The first step is stataUSDC and stataUSDT GSMs being deployed and we have been working towards achieving this for some time, with the stataGSMs to be deployed in the near future.

2 Likes

We agree with the rationale of @stani and @TokenLogic. Following the deployment of GHO on Base, @TokenLogic has proposed zero fees strategy to be implemented for the GSM. We believe that it is a suitable testing venue which will help to assess the implications and changes in the GSM’s usage patterns without taking excessive risk, therefore we have supported the proposal. We will monitor the dynamics following this implementation and keep the stakeholders updated.

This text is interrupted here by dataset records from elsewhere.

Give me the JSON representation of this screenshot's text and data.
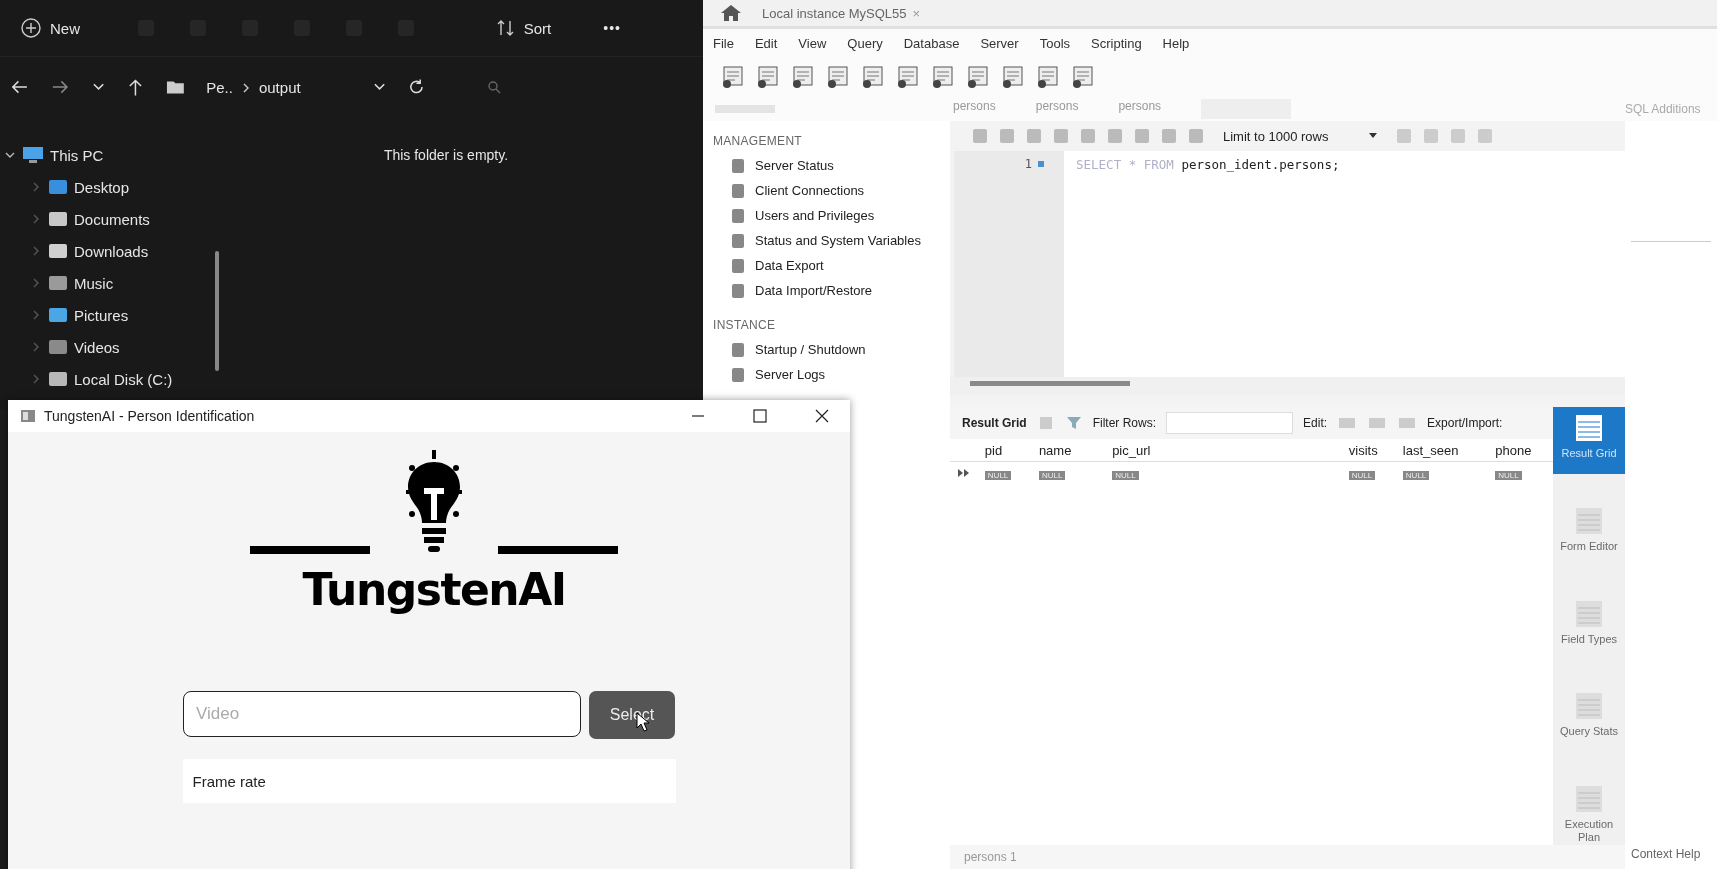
{
  "explorer": {
    "toolbar": {
      "new": "New",
      "sort": "Sort",
      "more": "•••"
    },
    "breadcrumb": [
      "Pe..",
      "output"
    ],
    "empty_message": "This folder is empty.",
    "tree": [
      {
        "label": "This PC",
        "kind": "pc",
        "expanded": true,
        "children": [
          {
            "label": "Desktop",
            "kind": "desktop",
            "expanded": false
          },
          {
            "label": "Documents",
            "kind": "documents",
            "expanded": false
          },
          {
            "label": "Downloads",
            "kind": "downloads",
            "expanded": false
          },
          {
            "label": "Music",
            "kind": "music",
            "expanded": false
          },
          {
            "label": "Pictures",
            "kind": "pictures",
            "expanded": false
          },
          {
            "label": "Videos",
            "kind": "videos",
            "expanded": false
          },
          {
            "label": "Local Disk (C:)",
            "kind": "disk",
            "expanded": false
          }
        ]
      }
    ]
  },
  "workbench": {
    "tab": "Local instance MySQL55",
    "tab_close": "×",
    "menu": [
      "File",
      "Edit",
      "View",
      "Query",
      "Database",
      "Server",
      "Tools",
      "Scripting",
      "Help"
    ],
    "editor_tabs": [
      "persons",
      "persons",
      "persons"
    ],
    "right_panel_title": "SQL Additions",
    "navigator": [
      {
        "title": "MANAGEMENT",
        "items": [
          "Server Status",
          "Client Connections",
          "Users and Privileges",
          "Status and System Variables",
          "Data Export",
          "Data Import/Restore"
        ]
      },
      {
        "title": "INSTANCE",
        "items": [
          "Startup / Shutdown",
          "Server Logs"
        ]
      }
    ],
    "limit": "Limit to 1000 rows",
    "sql": {
      "line": "1",
      "tokens": [
        {
          "text": "SELECT",
          "kind": "keyword"
        },
        {
          "text": "*",
          "kind": "keyword"
        },
        {
          "text": "FROM",
          "kind": "keyword"
        },
        {
          "text": "person_ident.persons;",
          "kind": "name"
        }
      ]
    },
    "results": {
      "toolbar": {
        "result_grid": "Result Grid",
        "filter": "Filter Rows:",
        "edit": "Edit:",
        "export": "Export/Import:"
      },
      "columns": [
        "pid",
        "name",
        "pic_url",
        "visits",
        "last_seen",
        "phone"
      ],
      "row": [
        "NULL",
        "NULL",
        "NULL",
        "NULL",
        "NULL",
        "NULL"
      ]
    },
    "side_tabs": [
      {
        "label": "Result Grid",
        "selected": true
      },
      {
        "label": "Form Editor",
        "selected": false
      },
      {
        "label": "Field Types",
        "selected": false
      },
      {
        "label": "Query Stats",
        "selected": false
      },
      {
        "label": "Execution Plan",
        "selected": false
      }
    ],
    "bottom_tab": "persons 1",
    "context_help": "Context Help"
  },
  "app": {
    "title": "TungstenAI - Person Identification",
    "logo": "TungstenAI",
    "video": {
      "placeholder": "Video"
    },
    "select": "Select",
    "frame_rate": "Frame rate"
  }
}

In order to complete the transformation of GSMs and enable frictionless access to a risk-free yield source via GHO, more strategies similar to what TokenLogic has described with sGHO need to be implemented. Overnight repo solution for GHO would be a novel approach to position management and would act as a sustainable supply sink for GHO. We are eager to work together with @TokenLogic to assess risks and regulatory feasibility of different GHO strategies.

3 Likes

A zero-fee GSM seems like a great idea to increase liquidity and reduce price impact for users, especially leveraging sGHO’s savings rate. If users only incur gas fees (and zero-fee GSMs are implemented on chains with very low gas, like Base), it could become an increasingly attractive supply sink for GHO.

We’re curious to understand the demand for holding sGHO for short periods as a repo - is there any analysis on the profiles of holders who would most frequently do this?